Wird aufgerufen mit: RtcWriteToDOGM(0,2); // setzt Cursor auf Spalte 0, Zeile 2
Die Ausgabe sind genau 16 Stellen. Nehme ich die Lehrzeichen zwischen Datum und Zeit weg, rutscht die falsche Anzeige von 0:00 mit runter und GA von MEGA kommt zum Vorschein. :cold_sweat:

// gibt das Datum und Zeit von DS3231RTC auf das Display aus
void RtcWriteToDOGM(int SpalteY, int ZeileX)
{
  lcd.setCursor(SpalteY,ZeileX);
  if (tage < 10) lcd.print(0);
  lcd.print(tage);
  lcd.print(".");
  if (monate < 10) lcd.print(0);
  lcd.print(monate);
  lcd.print(".");
  int Jahr = jahre-2000;    		// kürzt die Jahreszahl auf 2 Stellen
  if (Jahr < 10) lcd.print(0);
  lcd.print(Jahr);
  lcd.print("   ");                     // Leerzeichen Abstand zwischen Datum und Uhrzeit
  if (stunden < 10) lcd.print(0);
  lcd.print(stunden);
  Modulo = sekunden % 2;                // : blinkt im Sekundentakt
  if (Modulo == 0) 
    { lcd.write(0x3A); }                // gib : Zeichen aus, interner DOGM Zeichensatz
      else
        { lcd.print(" "); }        
  if (minuten < 10) lcd.print(0);
  lcd.print(minuten); 
}

Bitte nicht unnötig die Dallas Geschichte durcheinander bringen.

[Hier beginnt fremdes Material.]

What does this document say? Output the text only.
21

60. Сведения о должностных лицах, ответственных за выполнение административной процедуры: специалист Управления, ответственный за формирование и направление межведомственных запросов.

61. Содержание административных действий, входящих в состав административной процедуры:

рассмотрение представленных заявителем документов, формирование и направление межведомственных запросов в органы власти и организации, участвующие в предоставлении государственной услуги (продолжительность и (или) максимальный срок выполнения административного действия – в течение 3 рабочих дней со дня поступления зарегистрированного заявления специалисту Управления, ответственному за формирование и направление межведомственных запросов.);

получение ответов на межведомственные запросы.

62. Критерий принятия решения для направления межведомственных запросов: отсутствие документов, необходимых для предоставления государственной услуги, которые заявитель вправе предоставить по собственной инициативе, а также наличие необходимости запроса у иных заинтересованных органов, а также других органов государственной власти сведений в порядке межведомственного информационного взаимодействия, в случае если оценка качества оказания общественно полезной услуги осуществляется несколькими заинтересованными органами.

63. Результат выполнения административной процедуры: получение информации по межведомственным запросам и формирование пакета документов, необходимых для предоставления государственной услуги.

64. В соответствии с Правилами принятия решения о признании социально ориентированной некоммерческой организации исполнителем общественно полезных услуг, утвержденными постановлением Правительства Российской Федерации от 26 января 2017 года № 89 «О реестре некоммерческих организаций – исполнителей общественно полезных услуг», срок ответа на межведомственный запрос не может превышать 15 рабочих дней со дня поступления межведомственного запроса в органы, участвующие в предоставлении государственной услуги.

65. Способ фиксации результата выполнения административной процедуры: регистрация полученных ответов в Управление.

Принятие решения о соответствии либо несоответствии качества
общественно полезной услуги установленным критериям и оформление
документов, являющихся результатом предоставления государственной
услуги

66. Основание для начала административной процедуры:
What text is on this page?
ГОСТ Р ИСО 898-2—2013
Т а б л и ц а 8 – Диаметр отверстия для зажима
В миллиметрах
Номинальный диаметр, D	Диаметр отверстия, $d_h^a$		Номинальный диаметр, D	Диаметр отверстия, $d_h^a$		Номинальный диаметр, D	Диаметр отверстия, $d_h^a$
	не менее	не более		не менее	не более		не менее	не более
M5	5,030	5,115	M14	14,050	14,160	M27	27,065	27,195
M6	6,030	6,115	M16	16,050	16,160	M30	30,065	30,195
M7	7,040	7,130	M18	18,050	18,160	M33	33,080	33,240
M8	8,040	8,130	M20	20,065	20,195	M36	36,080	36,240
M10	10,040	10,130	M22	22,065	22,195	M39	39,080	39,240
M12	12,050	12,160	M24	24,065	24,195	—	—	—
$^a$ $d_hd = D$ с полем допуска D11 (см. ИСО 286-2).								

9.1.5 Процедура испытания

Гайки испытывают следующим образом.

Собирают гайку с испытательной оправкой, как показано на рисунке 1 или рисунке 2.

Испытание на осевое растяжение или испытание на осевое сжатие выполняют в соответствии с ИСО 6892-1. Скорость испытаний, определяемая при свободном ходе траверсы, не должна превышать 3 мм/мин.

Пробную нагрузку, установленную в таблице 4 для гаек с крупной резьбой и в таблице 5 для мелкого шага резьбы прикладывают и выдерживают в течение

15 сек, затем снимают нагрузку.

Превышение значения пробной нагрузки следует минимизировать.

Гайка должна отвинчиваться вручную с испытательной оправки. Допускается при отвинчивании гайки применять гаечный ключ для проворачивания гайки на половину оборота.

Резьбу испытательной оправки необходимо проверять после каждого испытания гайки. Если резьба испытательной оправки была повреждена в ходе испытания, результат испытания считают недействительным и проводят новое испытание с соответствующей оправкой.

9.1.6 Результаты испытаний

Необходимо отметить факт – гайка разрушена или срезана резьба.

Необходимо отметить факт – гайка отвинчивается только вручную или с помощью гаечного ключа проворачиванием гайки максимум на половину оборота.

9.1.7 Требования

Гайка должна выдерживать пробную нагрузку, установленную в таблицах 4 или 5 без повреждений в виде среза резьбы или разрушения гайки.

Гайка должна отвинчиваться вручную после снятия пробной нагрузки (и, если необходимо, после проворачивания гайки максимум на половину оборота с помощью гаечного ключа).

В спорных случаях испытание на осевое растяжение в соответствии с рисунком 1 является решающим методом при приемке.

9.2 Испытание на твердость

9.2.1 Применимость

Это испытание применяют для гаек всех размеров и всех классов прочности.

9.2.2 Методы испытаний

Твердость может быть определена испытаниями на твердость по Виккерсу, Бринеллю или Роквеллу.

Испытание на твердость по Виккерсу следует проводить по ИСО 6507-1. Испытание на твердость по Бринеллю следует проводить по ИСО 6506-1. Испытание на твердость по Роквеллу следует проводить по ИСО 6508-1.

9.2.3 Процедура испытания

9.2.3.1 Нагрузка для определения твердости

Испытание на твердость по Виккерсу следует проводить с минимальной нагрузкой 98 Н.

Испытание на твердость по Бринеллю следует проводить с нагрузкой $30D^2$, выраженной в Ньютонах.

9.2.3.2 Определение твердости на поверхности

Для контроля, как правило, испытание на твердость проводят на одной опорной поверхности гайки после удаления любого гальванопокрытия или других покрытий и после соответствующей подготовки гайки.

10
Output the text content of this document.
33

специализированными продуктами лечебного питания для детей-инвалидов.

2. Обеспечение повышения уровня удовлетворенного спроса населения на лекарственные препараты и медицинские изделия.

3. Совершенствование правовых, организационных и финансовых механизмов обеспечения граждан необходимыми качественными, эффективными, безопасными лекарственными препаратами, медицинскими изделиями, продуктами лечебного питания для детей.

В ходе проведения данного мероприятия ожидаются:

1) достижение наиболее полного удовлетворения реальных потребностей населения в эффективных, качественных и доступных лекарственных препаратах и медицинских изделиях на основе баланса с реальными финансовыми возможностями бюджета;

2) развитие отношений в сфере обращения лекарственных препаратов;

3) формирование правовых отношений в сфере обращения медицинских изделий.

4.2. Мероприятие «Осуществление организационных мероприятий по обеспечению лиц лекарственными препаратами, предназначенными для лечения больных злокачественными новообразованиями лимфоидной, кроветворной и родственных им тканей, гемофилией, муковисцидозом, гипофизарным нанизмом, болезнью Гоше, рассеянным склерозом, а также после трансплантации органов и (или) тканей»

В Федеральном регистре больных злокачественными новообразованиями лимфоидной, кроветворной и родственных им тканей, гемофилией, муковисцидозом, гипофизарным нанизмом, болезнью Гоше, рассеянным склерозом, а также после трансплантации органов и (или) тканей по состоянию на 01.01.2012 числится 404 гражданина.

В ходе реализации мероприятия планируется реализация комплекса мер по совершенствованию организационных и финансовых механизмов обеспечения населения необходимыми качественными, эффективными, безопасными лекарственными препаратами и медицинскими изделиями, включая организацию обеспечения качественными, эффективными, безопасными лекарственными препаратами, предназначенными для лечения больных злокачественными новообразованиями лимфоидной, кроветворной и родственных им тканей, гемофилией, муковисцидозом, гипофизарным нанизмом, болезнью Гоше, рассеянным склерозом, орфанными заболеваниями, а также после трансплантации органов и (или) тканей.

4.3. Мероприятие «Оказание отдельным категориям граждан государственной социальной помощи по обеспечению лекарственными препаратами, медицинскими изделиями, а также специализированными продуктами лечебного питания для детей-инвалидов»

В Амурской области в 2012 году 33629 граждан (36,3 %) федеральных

Sonst werde ich blöde in der Birne. Ich habe einen billigeren DS18S20. Der hat nur 9Bit und benötigt 750ms. http://www.maximintegrated.com/app-notes/index.mvp/id/4377
Vielleicht darf man wie schon erwähnt wurde die neue Dallas Library mit dem S nicht verwenden. Nur Anzeigen tut er richtig. Kümmer ich mich später drum.

Ich habe jetzt plötzlich wie aus heiteren Himmel tausende Baustellen. Mir platzt der Schädel. :cold_sweat:

Okay, static Variable habe ich nun verstanden. Danke.